“Hmm.” One eyebrow flicks up.
“Tia, please just let me in.” I rub a hand across my jaw, not against begging. My voice sounds a bit like I feel—split wide open, cracked and bleeding out at the thought that I’ve somehow done something to hurt the person who’s quickly becoming the most important thing in my life.
Tia angles her head, eyes narrowed and assessing. One finger taps against her sweater, right above her bicep, like she’s considering.
Her mouth parts, but before she can utter whatever line she’s come up with, I hear Sloan’s voice, and my knees might actually buckle with relief.
“Tia. He can come in.”
Tia glances over her shoulder before holding up a single finger. “One moment please.”
She takes a step back and I think she’s about to let me in before the door starts to shut.
“Oh, come on!” I groan, entirely to Tia’s delight. Her eyebrows lift, this look I could only describe as devious scrawls across her features, and she looks so much like her brother, I debate pushing past her into the room.

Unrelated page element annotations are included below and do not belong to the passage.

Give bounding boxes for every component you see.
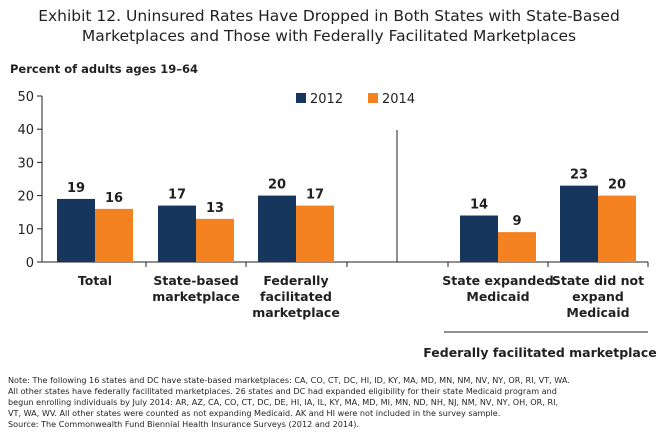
data-label-2012: 19 bbox=[67, 181, 85, 196]
chart-title-line-2: Marketplaces and Those with Federally Fa… bbox=[81, 27, 577, 45]
y-tick-label: 20 bbox=[17, 190, 34, 205]
category-label: Medicaid bbox=[466, 289, 529, 304]
bar-2014 bbox=[196, 218, 234, 262]
data-label-2014: 16 bbox=[105, 191, 123, 206]
bar-2014 bbox=[598, 195, 636, 262]
data-label-2014: 13 bbox=[206, 201, 224, 216]
legend-label-2012: 2012 bbox=[310, 92, 343, 107]
category-label: marketplace bbox=[152, 289, 240, 304]
chart-title: Exhibit 12. Uninsured Rates Have Dropped… bbox=[0, 6, 658, 46]
category-label: expand bbox=[572, 289, 624, 304]
bar-2014 bbox=[95, 208, 133, 262]
footnote-line-2: All other states have federally facilita… bbox=[8, 386, 557, 396]
bar-2012 bbox=[258, 195, 296, 262]
category-label: facilitated bbox=[260, 289, 332, 304]
category-label: State did not bbox=[552, 273, 644, 288]
data-label-2014: 17 bbox=[306, 188, 324, 203]
category-label: Total bbox=[78, 273, 112, 288]
footnote-line-3: begun enrolling individuals by July 2014… bbox=[8, 397, 559, 407]
bar-2012 bbox=[460, 215, 498, 262]
bar-2012 bbox=[57, 198, 95, 262]
footnote-line-4: VT, WA, WV. All other states were counte… bbox=[8, 408, 501, 418]
category-label: marketplace bbox=[252, 305, 340, 320]
footnote-line-1: Note: The following 16 states and DC hav… bbox=[8, 375, 570, 385]
data-label-2014: 20 bbox=[608, 178, 626, 193]
group-label: Federally facilitated marketplace bbox=[423, 345, 657, 360]
footnote-line-5: Source: The Commonwealth Fund Biennial H… bbox=[8, 419, 359, 429]
category-label: Medicaid bbox=[566, 305, 629, 320]
data-label-2012: 20 bbox=[268, 178, 286, 193]
y-tick-label: 50 bbox=[17, 90, 34, 105]
y-tick-label: 30 bbox=[17, 156, 34, 171]
data-label-2012: 17 bbox=[168, 188, 186, 203]
category-label: State-based bbox=[153, 273, 238, 288]
legend-label-2014: 2014 bbox=[382, 92, 415, 107]
data-label-2012: 23 bbox=[570, 168, 588, 183]
data-label-2012: 14 bbox=[470, 198, 488, 213]
bar-2012 bbox=[560, 185, 598, 262]
y-tick-label: 40 bbox=[17, 123, 34, 138]
category-label: State expanded bbox=[442, 273, 553, 288]
bar-2012 bbox=[158, 205, 196, 262]
chart-title-line-1: Exhibit 12. Uninsured Rates Have Dropped… bbox=[38, 7, 620, 25]
y-tick-label: 10 bbox=[17, 223, 34, 238]
data-label-2014: 9 bbox=[512, 214, 521, 229]
category-label: Federally bbox=[263, 273, 328, 288]
legend-swatch-2012 bbox=[296, 93, 306, 103]
y-axis-label: Percent of adults ages 19–64 bbox=[10, 62, 198, 76]
bar-2014 bbox=[296, 205, 334, 262]
legend-swatch-2014 bbox=[368, 93, 378, 103]
footnote: Note: The following 16 states and DC hav… bbox=[8, 375, 653, 430]
y-tick-label: 0 bbox=[26, 256, 34, 271]
bar-2014 bbox=[498, 232, 536, 262]
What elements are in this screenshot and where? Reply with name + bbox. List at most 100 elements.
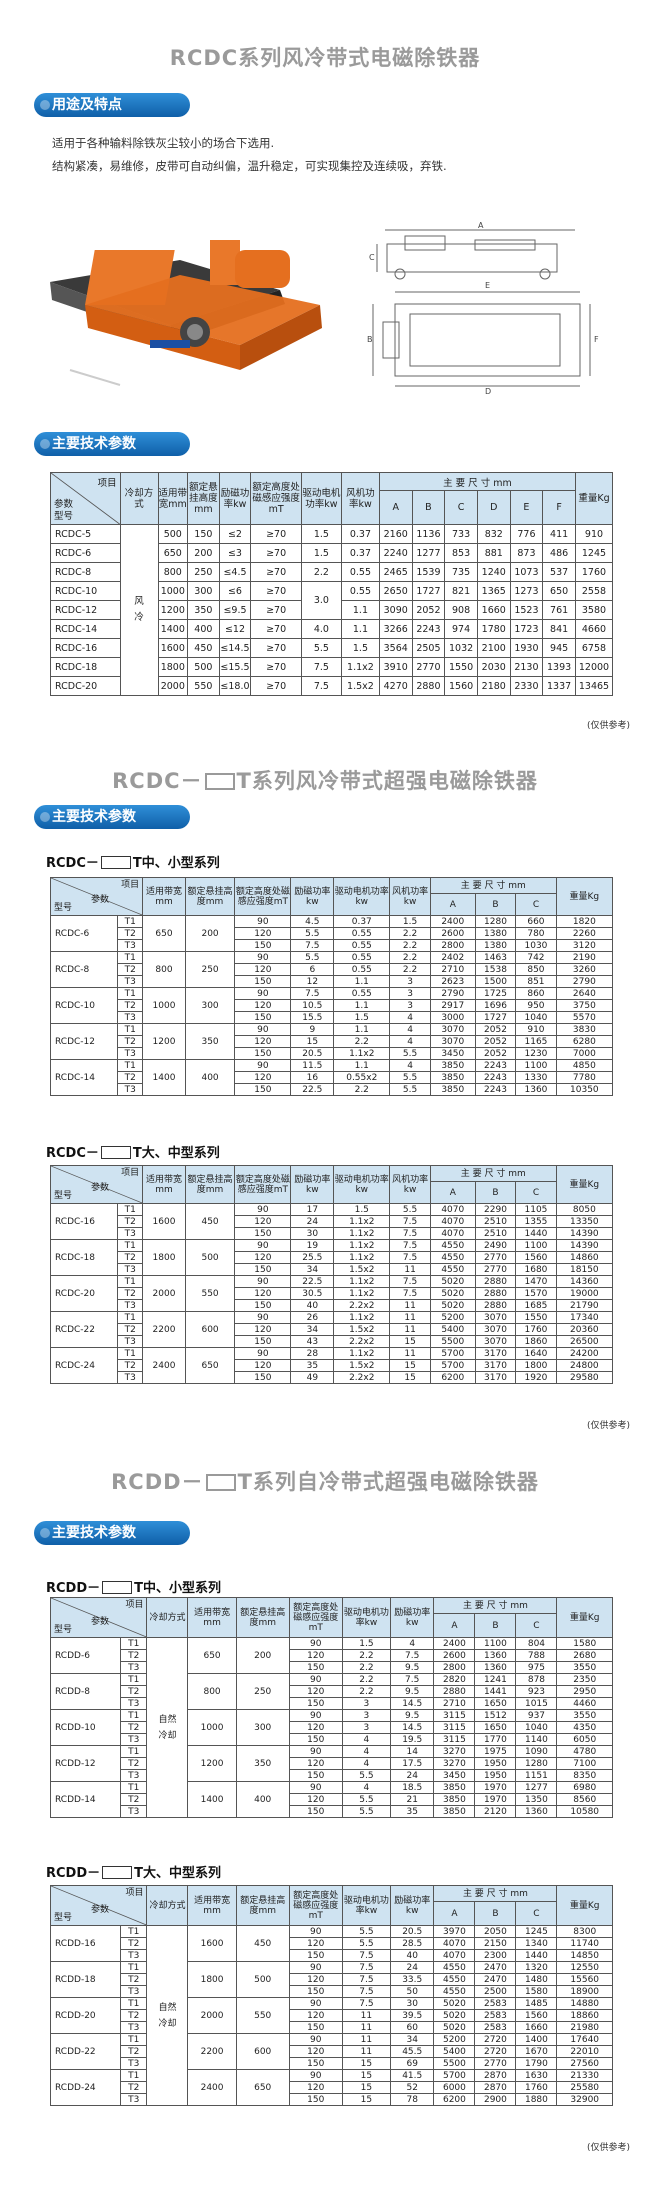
cell-value: 1273: [509, 581, 544, 601]
cell-height: 600: [235, 2033, 290, 2070]
cell-value: 5020: [429, 1287, 476, 1300]
cell-value: 2.2: [341, 1685, 392, 1698]
cell-value: 18860: [556, 2009, 613, 2022]
cell-value: 15.5: [290, 1011, 335, 1024]
table-row: T2 120 15 52 6000 2870 1760 25580: [51, 2081, 613, 2094]
cell-value: 4070: [429, 1203, 476, 1216]
cell-value: 1000: [157, 581, 189, 601]
cell-value: 90: [234, 1059, 292, 1072]
header-magnetic-intensity: 额定高度处磁感应强度mT: [234, 1165, 292, 1204]
cell-value: 2505: [411, 638, 446, 658]
cell-type: T1: [119, 1997, 148, 2010]
cell-value: 6200: [433, 2093, 476, 2106]
cell-value: 150: [288, 1805, 343, 1818]
cell-value: 15: [341, 2093, 392, 2106]
cell-type: T1: [119, 1709, 148, 1722]
cell-value: 0.55: [333, 927, 391, 940]
cell-value: 1.1: [340, 600, 380, 620]
cell-model: RCDC-12: [50, 600, 121, 620]
cell-value: 5.5: [341, 1937, 392, 1950]
cell-type: T3: [117, 1263, 144, 1276]
cell-value: 5.5: [389, 1071, 431, 1084]
cell-value: 3450: [429, 1047, 476, 1060]
cell-model: RCDC-14: [50, 619, 121, 639]
cell-value: 3550: [556, 1661, 613, 1674]
cell-value: 11: [341, 2009, 392, 2022]
header-row: 项目 参数 型号 冷却方式 适用带宽mm 额定悬挂高度mm 额定高度处磁感应强度mT 驱动电机…: [49, 1885, 613, 1926]
cell-value: 1485: [515, 1997, 558, 2010]
cell-value: 1600: [157, 638, 189, 658]
cell-value: 14880: [556, 1997, 613, 2010]
cell-value: 1880: [515, 2093, 558, 2106]
cell-value: 1440: [515, 1227, 557, 1240]
cell-value: 17.5: [390, 1757, 435, 1770]
cell-value: 1.1x2: [333, 1251, 391, 1264]
cell-value: 5570: [555, 1011, 614, 1024]
cell-value: 14360: [555, 1275, 614, 1288]
cell-value: 7.5: [290, 987, 335, 1000]
cell-type: T1: [117, 951, 144, 964]
cell-value: 1380: [474, 927, 517, 940]
cell-value: 15: [290, 1035, 335, 1048]
cell-type: T2: [119, 1757, 148, 1770]
cell-value: 150: [234, 939, 292, 952]
cell-value: 11740: [556, 1937, 613, 1950]
cell-model: RCDC-12: [49, 1023, 119, 1060]
cell-value: 2870: [474, 2081, 517, 2094]
cell-value: 860: [515, 987, 557, 1000]
table-row: T2 120 5.5 0.55 2.2 2600 1380 780 2260: [51, 927, 614, 940]
cell-value: 7.5: [341, 1961, 392, 1974]
cell-value: 15: [341, 2081, 392, 2094]
header-dim-c: C: [515, 1613, 558, 1638]
cell-value: 2.2: [300, 562, 342, 582]
header-weight: 重量Kg: [555, 877, 614, 916]
cell-value: 1.5: [333, 1203, 391, 1216]
cell-value: 1.1x2: [333, 1287, 391, 1300]
cell-type: T3: [119, 1733, 148, 1746]
cell-value: 3070: [429, 1035, 476, 1048]
sub4-blank: [102, 1581, 133, 1594]
cell-value: 11: [389, 1299, 431, 1312]
header-model: 型号: [54, 1191, 73, 1201]
cell-value: 3070: [474, 1311, 517, 1324]
table-row: RCDC-12 T1 1200 350 90 9 1.1 4 3070 2052 910 3830: [49, 1023, 614, 1060]
dim-label-d: D: [485, 387, 491, 396]
table-row: RCDC-22 T1 2200 600 90 26 1.1x2 11 5200 3070 1550 1…: [49, 1311, 614, 1348]
cell-value: ≥70: [250, 562, 302, 582]
header-dim-c: C: [515, 1901, 558, 1926]
cell-value: 1560: [515, 2009, 558, 2022]
cell-value: 120: [234, 1071, 292, 1084]
cell-value: 1245: [574, 543, 614, 563]
cell-value: 1820: [555, 915, 614, 928]
sub5-prefix: RCDD－: [46, 1866, 101, 1881]
cell-value: 2000: [157, 676, 189, 696]
cell-value: 3850: [429, 1059, 476, 1072]
cell-value: 735: [444, 562, 478, 582]
cell-value: 60: [390, 2021, 435, 2034]
cell-value: 2052: [474, 1047, 517, 1060]
cell-value: 90: [288, 2033, 343, 2046]
cell-value: 24800: [555, 1359, 614, 1372]
cell-value: 5020: [429, 1275, 476, 1288]
header-fan-power: 风机功率kw: [389, 1165, 431, 1204]
header-belt-width: 适用带宽mm: [142, 1165, 186, 1204]
cell-width: 2200: [187, 2033, 237, 2070]
subtitle-table-2: RCDC－ T中、小型系列: [46, 852, 220, 871]
cell-value: 2.2: [389, 951, 431, 964]
cell-value: 2243: [474, 1071, 517, 1084]
cell-value: 150: [288, 2057, 343, 2070]
cell-height: 650: [184, 1347, 236, 1384]
cell-value: 1660: [515, 2021, 558, 2034]
cell-value: 2.2: [389, 939, 431, 952]
header-item: 项目: [125, 1600, 144, 1610]
cell-type: T3: [119, 1769, 148, 1782]
table-row: T3 150 7.5 0.55 2.2 2800 1380 1030 3120: [51, 939, 614, 952]
cell-value: 28: [290, 1347, 335, 1360]
cell-value: 3270: [433, 1757, 476, 1770]
cell-value: 41.5: [390, 2069, 435, 2082]
cell-value: 1770: [474, 1733, 517, 1746]
cell-value: 2120: [474, 1805, 517, 1818]
cell-value: 2.2: [341, 1649, 392, 1662]
cell-value: 2900: [474, 2093, 517, 2106]
header-dim-c: C: [444, 490, 478, 525]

But the door pulls open, and I get eyes on Sloan for the first time since she somehow evaded me in the library.
She doesn’t look any worse for the wear. I catalogue every inch of her, and I think I bleed a bit more when I see the dried tears streaking down her face.
But she looks the same otherwise, hair down, falling over the shoulders of her grey sweater, leggings tucked into big, slouchy white socks that used to belong to me before she stole them.
“Are you okay? Are you sick?” I ask, words all strangled and desperate.
She cuts Tia a look. “Don’t you have somewhere to be?”
“Do I?” Tia glances back and forth between us, chin resolutely pointed in the air.
“Yes,” Sloan and I both answer at the same time.
Tia rolls her eyes, raising her hands before turning and stalking back into their shared room, making a big show of packing her bag and grabbing the textbooks strewn across her rumpled bedding.
Sloan waits, arms wrapped around her middle, blinking while Hurricane Tia spins around the room.
She doesn’t make any moves to come closer to me, or to do anything at all really, until Tia pulls open the door again with a dramatic flourish, pointing a bony finger at me in a gesture that’s probably supposed to be menacing.
I’m not sure the desired effect is achieved, but I can’t really say because the only thing I care about is the girl who just dropped to the edge of her bed to sit, feet dangling off because both she and Tia added these risers under them to create more storage.
The white bedding pools around her, and she looks beautiful despite the whole thing, with the lights strewn along the wall behind her twinkling, interspersed with different Polaroids and photos.
“Can I sit?” I grip my jaw again before pointing towards the empty space beside her on the bed.
A small shrug, and I take that as a yes.
My quad twinges uncomfortably when I drop beside her, and I dig a fist into it before glancing sideways at her, helpless.
“What did I do?” I ask, words rough.
Sloan stares determinedly ahead, and a new, fresh tear rolls down her cheek, and before I can reach forward, she bats it away with her hand.
“You laughed,” she whispers, voice impossibly small.
I give my head a shake, brow furrowed, and I shift so I can face her. She doesn’t recoil or shy away, so I take that as an invitation to lean closer, reaching out and swiping a thumb across her cheek.
She doesn’t elaborate, but she does angle her head so she can rest against my palm.
I think there’d be a lot of people who might press, say the whole thing was ridiculous and preposterous, tell her she was being dramatic because nothing really happened.
It’s been three months, and maybe it’s a drop in the proverbial bucket of time—but it’s been enough to learn a few things about Sloan.